MAXWELTON, W.Va. — Despite promises that regular commercial air service would return to Greenbrier Valley Airport this week, officials here remain frustrated by what they say are irregular, truncated flight schedules provided by Via Airlines.

“It’s an ad hoc schedule,” said airport manager Stephen Snyder Tuesday afternoon. “We get a day-to-day schedule from Via around 4:45 p.m. each day. We had one flight today, and it wasn’t at the regular time.”

Shortly after Snyder told members of the Greenbrier County Airport Authority about the late-arriving, single-day schedules, the airport received Via’s schedule for the following day, showing the airlines would not have an outbound flight. “We’ll have no departures Wednesday,” Snyder stated.

He also passed along to the authority written “feedback” from disgruntled airline customers who had been stranded in Charlotte due to a canceled flight. Although those complaints came to Snyder, he said he is urging customers to take their complaints to the U.S. Department of Transportation (DOT) instead. If they do, he said, a process is put in motion, imposing deadlines on the airline and forcing Via to examine the issues and produce answers.

“We understand the frustrations, and we’re working on them,” Snyder said.

He also noted that he has reason to believe that DOT’s response to the ongoing situation will improve when the Trump administration takes over, saying he thinks that Elaine Chao, the president-elect’s choice for Secretary of Transportation, will “engage” more readily with issues affecting smaller airports.

Following the airport authority meeting, Snyder explained that Via Airlines receives around $3,800 in a federal subsidy for each flight leg.
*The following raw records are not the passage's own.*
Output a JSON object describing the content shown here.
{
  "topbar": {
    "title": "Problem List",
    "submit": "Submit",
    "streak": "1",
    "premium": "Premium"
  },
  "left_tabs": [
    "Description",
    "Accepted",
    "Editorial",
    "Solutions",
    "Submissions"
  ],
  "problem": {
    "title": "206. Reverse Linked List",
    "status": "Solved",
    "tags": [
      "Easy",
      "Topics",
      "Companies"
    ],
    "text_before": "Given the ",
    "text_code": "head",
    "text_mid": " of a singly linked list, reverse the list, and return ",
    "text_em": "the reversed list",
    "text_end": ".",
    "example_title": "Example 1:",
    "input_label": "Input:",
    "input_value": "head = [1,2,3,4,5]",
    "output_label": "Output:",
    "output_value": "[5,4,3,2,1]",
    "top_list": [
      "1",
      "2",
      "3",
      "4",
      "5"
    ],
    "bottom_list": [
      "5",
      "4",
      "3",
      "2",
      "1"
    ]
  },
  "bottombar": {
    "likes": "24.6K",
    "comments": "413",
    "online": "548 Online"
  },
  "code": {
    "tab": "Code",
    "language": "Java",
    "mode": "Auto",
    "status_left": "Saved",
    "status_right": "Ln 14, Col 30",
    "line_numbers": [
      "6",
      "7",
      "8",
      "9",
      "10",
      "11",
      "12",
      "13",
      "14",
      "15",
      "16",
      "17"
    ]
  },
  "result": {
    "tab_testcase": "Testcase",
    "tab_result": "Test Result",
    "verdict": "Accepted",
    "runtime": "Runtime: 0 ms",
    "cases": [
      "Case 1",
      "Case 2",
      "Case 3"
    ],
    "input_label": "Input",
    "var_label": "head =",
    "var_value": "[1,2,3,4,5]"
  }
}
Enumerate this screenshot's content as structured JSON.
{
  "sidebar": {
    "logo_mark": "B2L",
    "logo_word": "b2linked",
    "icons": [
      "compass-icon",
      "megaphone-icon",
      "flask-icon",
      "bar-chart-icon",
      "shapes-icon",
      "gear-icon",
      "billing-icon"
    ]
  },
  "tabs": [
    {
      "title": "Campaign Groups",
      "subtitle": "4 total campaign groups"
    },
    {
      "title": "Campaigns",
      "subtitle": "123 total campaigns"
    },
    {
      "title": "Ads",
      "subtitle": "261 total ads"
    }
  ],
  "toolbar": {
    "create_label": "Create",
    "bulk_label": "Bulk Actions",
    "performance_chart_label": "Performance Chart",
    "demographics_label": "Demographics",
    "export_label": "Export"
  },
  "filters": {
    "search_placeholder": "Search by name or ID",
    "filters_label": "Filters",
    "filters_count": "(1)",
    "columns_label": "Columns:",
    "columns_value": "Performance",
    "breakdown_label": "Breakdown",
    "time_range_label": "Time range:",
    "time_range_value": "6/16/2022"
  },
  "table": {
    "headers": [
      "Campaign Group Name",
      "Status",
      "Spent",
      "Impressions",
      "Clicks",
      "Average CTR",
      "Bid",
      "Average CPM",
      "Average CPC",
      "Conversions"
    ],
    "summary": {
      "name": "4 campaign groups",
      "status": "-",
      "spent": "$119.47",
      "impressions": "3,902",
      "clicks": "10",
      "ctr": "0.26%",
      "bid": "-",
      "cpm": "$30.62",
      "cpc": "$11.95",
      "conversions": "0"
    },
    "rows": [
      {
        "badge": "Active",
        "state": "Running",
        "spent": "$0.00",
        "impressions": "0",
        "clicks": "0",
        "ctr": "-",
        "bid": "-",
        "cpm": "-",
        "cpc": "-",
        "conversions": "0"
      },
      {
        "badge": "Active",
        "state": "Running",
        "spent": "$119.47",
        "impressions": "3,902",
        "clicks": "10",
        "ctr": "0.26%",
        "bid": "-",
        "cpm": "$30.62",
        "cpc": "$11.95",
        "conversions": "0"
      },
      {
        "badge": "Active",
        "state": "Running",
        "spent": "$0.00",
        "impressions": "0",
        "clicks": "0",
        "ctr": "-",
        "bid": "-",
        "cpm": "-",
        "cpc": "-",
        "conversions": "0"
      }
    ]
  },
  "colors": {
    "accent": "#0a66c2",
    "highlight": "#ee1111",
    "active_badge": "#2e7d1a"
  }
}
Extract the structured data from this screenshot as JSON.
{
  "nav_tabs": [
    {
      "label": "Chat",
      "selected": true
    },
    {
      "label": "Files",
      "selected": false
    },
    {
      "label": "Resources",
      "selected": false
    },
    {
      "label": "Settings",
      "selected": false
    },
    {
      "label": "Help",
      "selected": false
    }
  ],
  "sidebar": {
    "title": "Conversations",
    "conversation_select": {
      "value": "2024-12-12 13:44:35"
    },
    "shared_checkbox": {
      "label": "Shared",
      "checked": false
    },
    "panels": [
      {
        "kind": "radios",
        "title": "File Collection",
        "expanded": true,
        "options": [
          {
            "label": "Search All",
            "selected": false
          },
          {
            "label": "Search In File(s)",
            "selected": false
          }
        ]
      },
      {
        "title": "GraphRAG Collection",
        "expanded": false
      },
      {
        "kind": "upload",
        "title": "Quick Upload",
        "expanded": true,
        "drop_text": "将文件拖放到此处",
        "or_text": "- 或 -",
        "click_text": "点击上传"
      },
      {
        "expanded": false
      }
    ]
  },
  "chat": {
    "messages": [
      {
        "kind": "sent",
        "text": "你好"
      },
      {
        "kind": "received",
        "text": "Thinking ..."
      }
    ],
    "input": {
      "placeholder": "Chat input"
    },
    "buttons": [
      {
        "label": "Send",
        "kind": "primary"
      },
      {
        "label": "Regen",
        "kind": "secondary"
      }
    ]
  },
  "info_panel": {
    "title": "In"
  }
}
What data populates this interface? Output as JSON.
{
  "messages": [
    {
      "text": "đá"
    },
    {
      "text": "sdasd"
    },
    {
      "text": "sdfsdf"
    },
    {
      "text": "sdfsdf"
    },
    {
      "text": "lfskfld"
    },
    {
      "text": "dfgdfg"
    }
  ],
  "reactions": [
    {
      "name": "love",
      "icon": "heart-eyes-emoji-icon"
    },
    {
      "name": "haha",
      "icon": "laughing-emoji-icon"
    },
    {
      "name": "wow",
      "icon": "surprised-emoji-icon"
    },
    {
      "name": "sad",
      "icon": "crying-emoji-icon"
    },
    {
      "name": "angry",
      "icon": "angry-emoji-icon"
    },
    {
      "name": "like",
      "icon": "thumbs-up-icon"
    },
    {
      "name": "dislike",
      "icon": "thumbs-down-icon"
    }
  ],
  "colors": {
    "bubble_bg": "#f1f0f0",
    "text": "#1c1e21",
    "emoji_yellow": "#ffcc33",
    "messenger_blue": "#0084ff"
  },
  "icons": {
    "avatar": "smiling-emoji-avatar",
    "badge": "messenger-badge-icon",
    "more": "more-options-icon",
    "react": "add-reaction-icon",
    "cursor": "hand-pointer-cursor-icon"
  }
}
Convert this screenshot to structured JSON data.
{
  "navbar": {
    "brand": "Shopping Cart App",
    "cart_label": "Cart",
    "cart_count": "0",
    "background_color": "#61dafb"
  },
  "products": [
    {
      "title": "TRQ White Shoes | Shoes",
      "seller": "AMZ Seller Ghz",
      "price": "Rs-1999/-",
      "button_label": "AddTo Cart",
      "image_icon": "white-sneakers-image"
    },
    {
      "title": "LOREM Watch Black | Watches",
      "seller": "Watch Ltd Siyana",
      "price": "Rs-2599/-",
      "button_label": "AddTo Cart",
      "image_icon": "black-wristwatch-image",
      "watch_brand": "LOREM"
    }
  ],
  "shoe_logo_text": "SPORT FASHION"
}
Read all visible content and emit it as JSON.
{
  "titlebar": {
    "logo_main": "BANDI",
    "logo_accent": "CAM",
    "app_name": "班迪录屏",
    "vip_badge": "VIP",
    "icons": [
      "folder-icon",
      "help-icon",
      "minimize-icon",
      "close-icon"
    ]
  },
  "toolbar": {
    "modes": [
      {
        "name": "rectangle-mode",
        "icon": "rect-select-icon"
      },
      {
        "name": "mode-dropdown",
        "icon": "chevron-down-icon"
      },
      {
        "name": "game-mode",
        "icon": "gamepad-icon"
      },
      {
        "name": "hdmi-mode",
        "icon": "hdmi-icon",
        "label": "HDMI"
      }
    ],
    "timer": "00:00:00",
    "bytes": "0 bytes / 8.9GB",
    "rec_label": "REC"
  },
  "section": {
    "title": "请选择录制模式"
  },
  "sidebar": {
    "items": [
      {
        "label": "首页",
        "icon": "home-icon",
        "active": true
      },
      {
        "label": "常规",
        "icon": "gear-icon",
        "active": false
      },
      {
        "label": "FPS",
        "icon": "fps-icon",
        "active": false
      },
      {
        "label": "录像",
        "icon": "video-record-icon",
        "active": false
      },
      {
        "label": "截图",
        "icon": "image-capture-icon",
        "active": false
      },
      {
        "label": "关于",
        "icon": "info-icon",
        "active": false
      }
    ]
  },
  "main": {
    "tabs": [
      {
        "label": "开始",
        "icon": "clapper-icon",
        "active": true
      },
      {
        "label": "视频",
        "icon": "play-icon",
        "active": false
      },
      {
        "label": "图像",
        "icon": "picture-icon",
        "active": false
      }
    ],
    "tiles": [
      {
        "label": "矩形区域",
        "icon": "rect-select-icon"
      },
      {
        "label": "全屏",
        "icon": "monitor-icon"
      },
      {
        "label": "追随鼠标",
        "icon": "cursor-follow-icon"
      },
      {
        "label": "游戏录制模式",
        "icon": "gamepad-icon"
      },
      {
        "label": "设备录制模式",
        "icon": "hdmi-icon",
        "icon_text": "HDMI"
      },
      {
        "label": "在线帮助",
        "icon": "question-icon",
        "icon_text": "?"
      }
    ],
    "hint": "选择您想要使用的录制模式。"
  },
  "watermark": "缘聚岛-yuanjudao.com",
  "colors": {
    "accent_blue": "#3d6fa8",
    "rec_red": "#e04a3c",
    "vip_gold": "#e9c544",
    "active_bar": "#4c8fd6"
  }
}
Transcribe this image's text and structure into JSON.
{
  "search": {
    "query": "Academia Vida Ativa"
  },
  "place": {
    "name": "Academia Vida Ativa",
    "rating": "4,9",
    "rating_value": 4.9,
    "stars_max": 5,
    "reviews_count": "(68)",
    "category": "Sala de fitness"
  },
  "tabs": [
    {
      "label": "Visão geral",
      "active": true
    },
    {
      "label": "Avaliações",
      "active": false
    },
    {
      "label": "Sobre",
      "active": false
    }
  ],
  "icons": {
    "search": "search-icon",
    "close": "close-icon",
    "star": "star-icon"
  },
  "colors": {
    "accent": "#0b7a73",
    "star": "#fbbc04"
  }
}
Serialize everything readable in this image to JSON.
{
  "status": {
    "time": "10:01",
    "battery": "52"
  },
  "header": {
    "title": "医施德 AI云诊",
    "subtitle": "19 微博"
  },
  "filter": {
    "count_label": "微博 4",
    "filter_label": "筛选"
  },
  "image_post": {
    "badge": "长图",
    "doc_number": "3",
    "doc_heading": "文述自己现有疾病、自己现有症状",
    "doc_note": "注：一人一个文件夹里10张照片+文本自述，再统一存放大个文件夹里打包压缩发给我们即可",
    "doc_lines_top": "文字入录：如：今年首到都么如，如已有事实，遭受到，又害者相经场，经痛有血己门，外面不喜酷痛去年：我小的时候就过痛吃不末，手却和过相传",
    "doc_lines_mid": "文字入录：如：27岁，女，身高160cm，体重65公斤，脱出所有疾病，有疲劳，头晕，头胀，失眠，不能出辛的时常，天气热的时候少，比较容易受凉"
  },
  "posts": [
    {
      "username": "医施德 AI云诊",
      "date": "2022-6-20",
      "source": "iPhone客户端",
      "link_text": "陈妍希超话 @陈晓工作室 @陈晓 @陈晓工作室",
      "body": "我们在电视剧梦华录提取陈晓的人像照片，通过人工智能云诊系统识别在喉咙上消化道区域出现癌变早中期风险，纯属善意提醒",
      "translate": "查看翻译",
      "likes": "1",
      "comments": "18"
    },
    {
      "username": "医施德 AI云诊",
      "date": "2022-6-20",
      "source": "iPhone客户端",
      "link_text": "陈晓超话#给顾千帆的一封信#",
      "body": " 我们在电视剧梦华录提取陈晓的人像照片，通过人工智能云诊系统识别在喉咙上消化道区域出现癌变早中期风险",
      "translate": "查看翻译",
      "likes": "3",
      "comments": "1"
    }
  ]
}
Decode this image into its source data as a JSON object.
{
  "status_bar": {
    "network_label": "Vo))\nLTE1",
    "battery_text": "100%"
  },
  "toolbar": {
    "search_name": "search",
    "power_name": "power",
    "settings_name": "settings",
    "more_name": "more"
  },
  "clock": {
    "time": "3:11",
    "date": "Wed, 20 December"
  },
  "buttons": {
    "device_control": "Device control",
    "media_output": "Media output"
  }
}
The airline only receives payment if the flight occurs; simply scheduling and then canceling a flight pays nothing, he said.

“We want flights our customers can depend on,” Snyder said. “There’s nothing we won’t do to make this work. But it won’t work if they keep changing flight schedules on an hour or two notice.”

He said the erratic scheduling has had a noticeable impact on the airport’s commercial traffic.

“Bookings are down because people don’t trust the schedule,” he said.

Similar problems plagued the airport’s previous commercial carrier, Silver Airways, according to Snyder. In fact, that airline and Greenbrier Valley parted ways in such an acrimonious fashion that the airport authority has been pursuing a civil suit, claiming that Silver breached its contract, failing to pay more than $82,000 due under that pact.

Airport attorney Norman T. Daniels Jr. reported good news on that front to the authority Tuesday afternoon, saying a resolution may be in sight. He said that he had received a settlement offer from Silver only an hour before the authority meeting commenced.

Under the terms offered, he said, Silver would agree to pay Greenbrier Valley $25,000 immediately and $5,000 a month thereafter until the entire debt owed is paid. Yet to be agreed upon by both parties, however, is the total amount Silver owes the airport, Daniels said.